Une heure après, bataille, effusion de sang, entre mes domestiques et mes cochers qui ont bu de l'eau-de-vie russe. Personne pour nous préparer le repas du soir. Les gens du village, rien à en tirer. Mon pauvre serviteur français est étendu avec la fièvre; je reste seul pour le soigner et le servir.

Ainsi, cette traversée des déserts du Sud, réputée si dangereuse, a été un jeu, et les ennuis absurdes m'attendaient sur cette route banale de Téhéran, où tout le monde a passé, mais où les Persans, au contact des Européens, sont devenus effrontés, ivrognes et voleurs.

Mardi, 5 juin.

Au soleil levant, ma journée débute par des coups de bâton vraiment obligatoires à mon cocher, pour des tromperies par trop éhontées. C'est le tour ensuite du loueur de mules, qui exige ce matin le double du prix convenu la veille, et que j'envoie promener.

Une bande de villageois vient alors me proposer d'établir dans la matinée un pont de fortune, avec des rochers, des troncs d'arbres, des cordes, etc.; mes voitures vides passeraient là-dessus roulées par eux; à gué, ensuite nos chevaux, nos colis et nous-mêmes. J'accepte, malgré le prix. Et ils partent avec des madriers, des pelles, des pioches, équipés comme pour le siège d'une ville.

A midi, c'est prêt. Mes deux voitures délestées passent par miracle sur leur échafaudage, et nous de même; quant à nos porteurs de colis et à nos chevaux, tout écaillés de boue comme la caravane d'hier au soir, ils finissent par atterrir aussi à la berge. On recharge, on attelle; les cochers dégrisés remontent sur leurs sièges.

Et jusqu'au soir nous voyageons dans le royaume des arbres, dans la monotone nuit verte, en pleine forêt, sous une pluie fine. A peine si les Tropiques ont une verdure plus admirable que cette région tiède et sans cesse arrosée.
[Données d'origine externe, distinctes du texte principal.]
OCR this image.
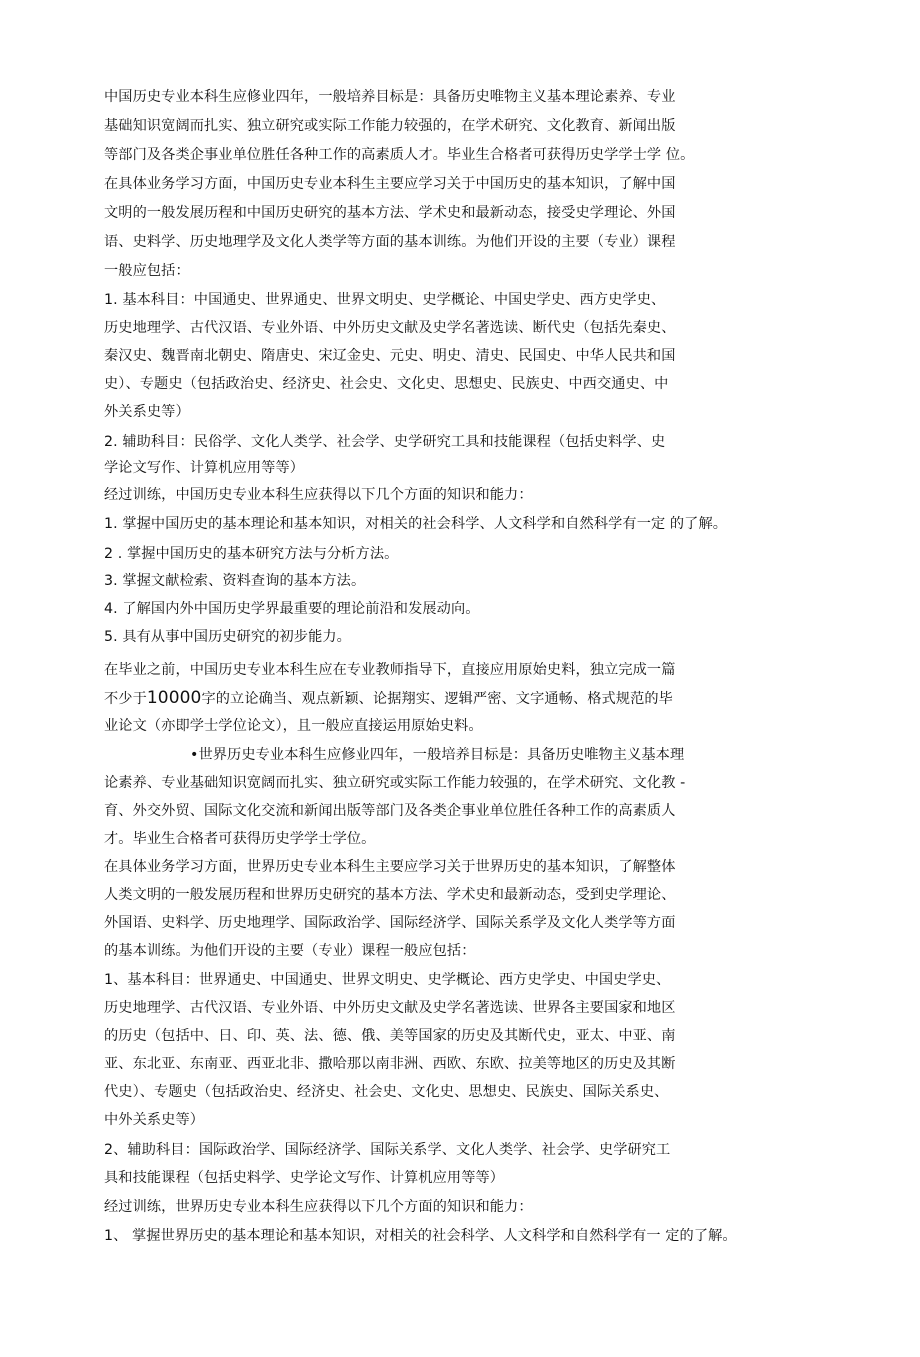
中国历史专业本科生应修业四年，一般培养目标是：具备历史唯物主义基本理论素养、专业

基础知识宽阔而扎实、独立研究或实际工作能力较强的，在学术研究、文化教育、新闻出版

等部门及各类企事业单位胜任各种工作的高素质人才。毕业生合格者可获得历史学学士学 位。

在具体业务学习方面，中国历史专业本科生主要应学习关于中国历史的基本知识，了解中国

文明的一般发展历程和中国历史研究的基本方法、学术史和最新动态，接受史学理论、外国

语、史料学、历史地理学及文化人类学等方面的基本训练。为他们开设的主要（专业）课程

一般应包括：

1. 基本科目：中国通史、世界通史、世界文明史、史学概论、中国史学史、西方史学史、

历史地理学、古代汉语、专业外语、中外历史文献及史学名著选读、断代史（包括先秦史、

秦汉史、魏晋南北朝史、隋唐史、宋辽金史、元史、明史、清史、民国史、中华人民共和国

史）、专题史（包括政治史、经济史、社会史、文化史、思想史、民族史、中西交通史、中

外关系史等）

2. 辅助科目：民俗学、文化人类学、社会学、史学研究工具和技能课程（包括史料学、史

学论文写作、计算机应用等等）

经过训练，中国历史专业本科生应获得以下几个方面的知识和能力：

1. 掌握中国历史的基本理论和基本知识，对相关的社会科学、人文科学和自然科学有一定 的了解。

2 . 掌握中国历史的基本研究方法与分析方法。

3. 掌握文献检索、资料查询的基本方法。

4. 了解国内外中国历史学界最重要的理论前沿和发展动向。

5. 具有从事中国历史研究的初步能力。

在毕业之前，中国历史专业本科生应在专业教师指导下，直接应用原始史料，独立完成一篇

不少于10000字的立论确当、观点新颖、论据翔实、逻辑严密、文字通畅、格式规范的毕

业论文（亦即学士学位论文），且一般应直接运用原始史料。

•世界历史专业本科生应修业四年，一般培养目标是：具备历史唯物主义基本理

论素养、专业基础知识宽阔而扎实、独立研究或实际工作能力较强的，在学术研究、文化教 -

育、外交外贸、国际文化交流和新闻出版等部门及各类企事业单位胜任各种工作的高素质人

才。毕业生合格者可获得历史学学士学位。

在具体业务学习方面，世界历史专业本科生主要应学习关于世界历史的基本知识，了解整体

人类文明的一般发展历程和世界历史研究的基本方法、学术史和最新动态，受到史学理论、

外国语、史料学、历史地理学、国际政治学、国际经济学、国际关系学及文化人类学等方面

的基本训练。为他们开设的主要（专业）课程一般应包括：

1、基本科目：世界通史、中国通史、世界文明史、史学概论、西方史学史、中国史学史、

历史地理学、古代汉语、专业外语、中外历史文献及史学名著选读、世界各主要国家和地区

的历史（包括中、日、印、英、法、德、俄、美等国家的历史及其断代史，亚太、中亚、南

亚、东北亚、东南亚、西亚北非、撒哈那以南非洲、西欧、东欧、拉美等地区的历史及其断

代史）、专题史（包括政治史、经济史、社会史、文化史、思想史、民族史、国际关系史、

中外关系史等）

2、辅助科目：国际政治学、国际经济学、国际关系学、文化人类学、社会学、史学研究工

具和技能课程（包括史料学、史学论文写作、计算机应用等等）

经过训练，世界历史专业本科生应获得以下几个方面的知识和能力：

1、 掌握世界历史的基本理论和基本知识，对相关的社会科学、人文科学和自然科学有一 定的了解。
Les ormeaux, les hêtres, tous en plein développement et enlacés de lierre, se pressent les uns aux autres, confondent leurs branches vigoureuses, fraîches et feuillues, ne forment qu'un seul et même manteau sur les montagnes; on voit, dans les lointains, les petites cimes, aux contours arrondis, se succéder toutes pareilles, toutes revêtues de cette végétation serrée, qui semble une sorte de moutonnement vert.

Comme les aspects ont été brusquement changés autour de nous, et comme c'est inattendu de trouver, à l'Extrême-Nord de cette Perse, jusque-là si haute, froide et desséchée, une zone basse, humide et tiède où la nature prend tout à coup on ne sait quelle langueur de serre chaude!

La route qui serpente dans ces bois, en descendant toujours, est entretenue comme chez nous et rappelle quelque route de France dans les parties très ombreuses de nos Pyrénées; mais les passants et leurs bêtes demeurent asiatiques: caravanes, chameaux et mulets harnachés de perles; dames voilées, sur leurs petites ânesses blanches.

Cependant on commence à rencontrer, le long du chemin vert, plusieurs maisons qui ont un air tout à fait dépaysé dans cet Orient; des maisons entièrement bâties en grosses poutres rondes, telles qu'au bord de l'Oural ou dans les steppes de Sibérie. Et sur le seuil de ces portes, se montrent des hommes en casquette plate, blonds et rosés, dont le regard bleu, après tous les regards si noirs des Iraniens, est comme voilé de brume septentrionale; la Russie voisine, qui a construit cette belle route, a laissé partout des agents pour la surveiller et l'entretenir.